Market has been rallying these days. The street is taking good news at face value, and taking bad news as excuses for more and longer Fed’s easy money policy. It is hard to find a bear among the participants. Yesterday, as I wrote in this piece, even Meredith Whitney could not find anything that could derail the stock market’s climb, short term. “People want to be happy”, she said.
Doug Kass of Seabreeze Partners has a pretty good record in calling the market tops and bottoms. His most recent success was calling the market button in 2010. But as you will see in the last video clip, he probably has called the top of the year too many times in 2010.
Sticking to his bearish sentiment, now he is suggesting economy may not be as rosy as it seems. Late last month, he questioned whether the underlining recovery is real recovery, or simply just “recession fatigue”. He sees the economy facing headwinds from this point on: fiscal in-balances, inevitable high marginal tax rates, a weak housing market, gridlock in congress that won’t address the unemployment issues, rising interests, higher commodity prices, and high corporate gross margin that is about to reverse to the mean.
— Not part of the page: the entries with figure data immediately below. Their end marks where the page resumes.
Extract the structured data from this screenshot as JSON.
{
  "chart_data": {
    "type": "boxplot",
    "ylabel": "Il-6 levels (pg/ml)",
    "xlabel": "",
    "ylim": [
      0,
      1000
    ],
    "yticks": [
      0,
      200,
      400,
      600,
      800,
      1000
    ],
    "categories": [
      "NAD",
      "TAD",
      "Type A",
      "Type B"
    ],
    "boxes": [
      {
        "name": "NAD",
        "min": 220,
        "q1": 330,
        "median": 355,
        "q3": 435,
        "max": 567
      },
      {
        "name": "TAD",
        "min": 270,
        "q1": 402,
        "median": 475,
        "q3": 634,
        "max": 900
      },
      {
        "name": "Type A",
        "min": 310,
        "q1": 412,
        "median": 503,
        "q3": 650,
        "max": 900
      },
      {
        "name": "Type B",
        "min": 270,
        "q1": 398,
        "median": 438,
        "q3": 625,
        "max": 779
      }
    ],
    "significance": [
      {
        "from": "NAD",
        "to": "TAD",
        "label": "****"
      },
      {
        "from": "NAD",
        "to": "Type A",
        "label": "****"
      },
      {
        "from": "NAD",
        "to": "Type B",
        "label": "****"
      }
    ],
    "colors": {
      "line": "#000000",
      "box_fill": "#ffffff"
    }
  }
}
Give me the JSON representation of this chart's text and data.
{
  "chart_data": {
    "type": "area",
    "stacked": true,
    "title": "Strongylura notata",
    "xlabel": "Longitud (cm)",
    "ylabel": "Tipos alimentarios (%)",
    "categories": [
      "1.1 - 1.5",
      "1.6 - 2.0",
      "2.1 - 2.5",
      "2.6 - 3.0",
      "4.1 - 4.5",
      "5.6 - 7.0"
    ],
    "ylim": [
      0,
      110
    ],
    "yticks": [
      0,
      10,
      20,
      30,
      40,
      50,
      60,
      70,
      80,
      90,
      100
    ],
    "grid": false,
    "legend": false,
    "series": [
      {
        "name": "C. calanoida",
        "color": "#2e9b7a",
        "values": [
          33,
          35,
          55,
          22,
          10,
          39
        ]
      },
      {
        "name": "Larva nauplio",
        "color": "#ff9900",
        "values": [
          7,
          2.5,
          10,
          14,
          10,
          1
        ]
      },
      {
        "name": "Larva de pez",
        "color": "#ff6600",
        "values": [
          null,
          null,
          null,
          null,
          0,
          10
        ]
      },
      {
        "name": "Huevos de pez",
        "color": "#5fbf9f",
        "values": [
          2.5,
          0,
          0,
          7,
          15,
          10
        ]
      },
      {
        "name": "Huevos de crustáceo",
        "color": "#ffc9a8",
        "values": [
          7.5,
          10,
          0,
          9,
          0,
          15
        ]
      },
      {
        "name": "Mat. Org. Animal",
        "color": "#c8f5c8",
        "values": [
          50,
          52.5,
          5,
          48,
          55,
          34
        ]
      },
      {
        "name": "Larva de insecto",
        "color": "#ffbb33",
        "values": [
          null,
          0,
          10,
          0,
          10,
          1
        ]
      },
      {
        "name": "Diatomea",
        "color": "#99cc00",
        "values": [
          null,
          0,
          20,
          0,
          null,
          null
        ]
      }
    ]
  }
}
He does not see the market keeping on rallying. Here is an interview on December 27, 2010:
And just a couple of days ago on Jan. 6, 2010, he disclosed that a large portion of his portfolio was in cash and “waiting for the big short trade”, as he said. He outlined the risks to U.S. economic growth: “Wimpy Syndrome” in Congress, Structural Job Loss, Rising Interests, and “Screwflation”:
This morning, he defended his bearish calls during the 2010 rally and tells CNBC he sees opportunities in commodities going forward.
Making macro-calls is a dangerous business, Kass found himself in a rather uncomfortable position in this clip.
He disclosed that he made good money in 2007, 2008, and despite being bearish, he was positive in 2009.